相変わらず汚い部屋の奥の万年床の中から、横島は顔だけを入り口へ向けている。
「忘れ物ってなんスかぁ?もう起きるのもダルいんスけど」
「張り合いないわね。せっかくアンタに渡そうとチョコ持ってきたんだけど」
ポケットの中から変形した箱を取り出し、右手で振ってみせた。
途端に横島の顔に赤みが差し、顔色が正常に戻っていく。
それと同時に、布団から玄関までの数メートルを一気にル○ンダイブ。どんな筋力をしていれば可能なのか、世の中は科学では説明できない事が沢山あるとだけ言っておこう。
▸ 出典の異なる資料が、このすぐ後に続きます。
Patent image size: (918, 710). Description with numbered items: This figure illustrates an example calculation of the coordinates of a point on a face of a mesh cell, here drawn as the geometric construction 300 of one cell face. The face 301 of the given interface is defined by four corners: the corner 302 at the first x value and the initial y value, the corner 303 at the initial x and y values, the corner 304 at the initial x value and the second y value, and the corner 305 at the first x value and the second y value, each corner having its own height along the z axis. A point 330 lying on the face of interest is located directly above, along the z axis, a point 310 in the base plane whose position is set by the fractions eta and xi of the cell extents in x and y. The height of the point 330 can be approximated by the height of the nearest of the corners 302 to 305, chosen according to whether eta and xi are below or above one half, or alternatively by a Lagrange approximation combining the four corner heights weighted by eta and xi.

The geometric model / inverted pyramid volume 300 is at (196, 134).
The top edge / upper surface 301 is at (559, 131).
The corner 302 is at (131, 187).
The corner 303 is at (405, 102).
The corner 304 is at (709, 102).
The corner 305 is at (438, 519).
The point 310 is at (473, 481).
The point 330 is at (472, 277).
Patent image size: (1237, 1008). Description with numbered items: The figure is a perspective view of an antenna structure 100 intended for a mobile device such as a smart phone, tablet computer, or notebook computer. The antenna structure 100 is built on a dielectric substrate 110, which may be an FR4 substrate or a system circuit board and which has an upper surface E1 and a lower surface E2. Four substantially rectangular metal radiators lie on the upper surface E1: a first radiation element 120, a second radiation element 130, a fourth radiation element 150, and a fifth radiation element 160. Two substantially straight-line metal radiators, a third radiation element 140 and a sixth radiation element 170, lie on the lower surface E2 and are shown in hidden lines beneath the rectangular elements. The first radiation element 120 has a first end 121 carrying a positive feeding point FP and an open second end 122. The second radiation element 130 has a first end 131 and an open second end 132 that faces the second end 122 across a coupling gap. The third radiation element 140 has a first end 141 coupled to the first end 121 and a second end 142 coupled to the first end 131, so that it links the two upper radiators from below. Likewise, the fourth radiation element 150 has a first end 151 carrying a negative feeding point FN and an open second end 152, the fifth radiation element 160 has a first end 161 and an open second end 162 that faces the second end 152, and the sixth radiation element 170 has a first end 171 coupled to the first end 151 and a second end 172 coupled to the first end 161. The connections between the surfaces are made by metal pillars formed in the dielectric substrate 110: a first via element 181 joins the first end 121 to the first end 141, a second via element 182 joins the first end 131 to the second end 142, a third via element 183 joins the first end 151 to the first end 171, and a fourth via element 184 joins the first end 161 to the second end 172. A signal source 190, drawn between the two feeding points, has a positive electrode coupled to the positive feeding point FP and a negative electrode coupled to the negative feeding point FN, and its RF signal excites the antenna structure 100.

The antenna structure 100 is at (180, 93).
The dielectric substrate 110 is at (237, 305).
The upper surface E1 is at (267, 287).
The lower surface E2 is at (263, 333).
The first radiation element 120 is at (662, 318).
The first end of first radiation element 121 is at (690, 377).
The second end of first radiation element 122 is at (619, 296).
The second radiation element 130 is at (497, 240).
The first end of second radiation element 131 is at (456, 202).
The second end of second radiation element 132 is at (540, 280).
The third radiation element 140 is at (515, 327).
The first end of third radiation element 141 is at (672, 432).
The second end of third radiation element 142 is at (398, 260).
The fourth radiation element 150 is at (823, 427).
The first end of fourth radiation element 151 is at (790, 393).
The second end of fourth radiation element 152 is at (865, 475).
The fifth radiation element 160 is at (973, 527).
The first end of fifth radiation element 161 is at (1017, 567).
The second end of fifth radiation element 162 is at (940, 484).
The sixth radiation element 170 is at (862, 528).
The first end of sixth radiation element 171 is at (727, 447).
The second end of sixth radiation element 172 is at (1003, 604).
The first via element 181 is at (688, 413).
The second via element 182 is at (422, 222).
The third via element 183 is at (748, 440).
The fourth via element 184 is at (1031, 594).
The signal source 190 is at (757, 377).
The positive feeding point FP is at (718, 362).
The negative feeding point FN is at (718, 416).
「それはもぉ誘ってるんですねーーーーーーーーーーーーーーーーー!!」
ほら予想通り―――令子は思わず目を閉じると勝ち誇ったように口の端を緩めると、前もって準備していた言葉を口にした。
「そうよ」
「では、遠慮なく〜〜〜〜〜〜〜〜〜〜〜〜〜〜♪」
「あ……あれ??」
数ヶ月後・・・・
「喉渇いたーーーーー」
「はいはい、ただいま〜〜〜〜」
「お茶は嫌〜〜〜〜、紅茶にして」
「はいはい、すぐにお持ちします」
「肩凝ったぁ〜〜〜〜〜〜〜」
「はいはい、すぐに」
自分の椅子ではなく、令子はソファに寝そべるように座ったまま横島に命令をだしている。
それに逆らう様子もなく、横島は走り回っている。
それはいつもの日常でいて、どこかしら違った風景。
過去の日常は消え去り、新しい日常が繰り広げられている。
「アンタ分かってるでしょうね。一年よ、一年!!アンタのせいで、一年もお金が稼げないのよ!!」
「アンタ、私の人生設計ムチャクチャにしちゃったんだから、その分しっかりと働いて返しなさいよ!!」
三白眼で睨みつけながら令子が強く怒鳴るが、誰もその言葉を信じることはない。
新たな日常となった風景を、事務所の三人娘たちは呆れたように、そして羨ましそうに微笑みながら眺めている。
それは少し目立つようになってきたお腹を、愛しそうに撫でる彼女の左手の薬指に銀のリングが質素ながらも誇らしげに光っているからなのであろう。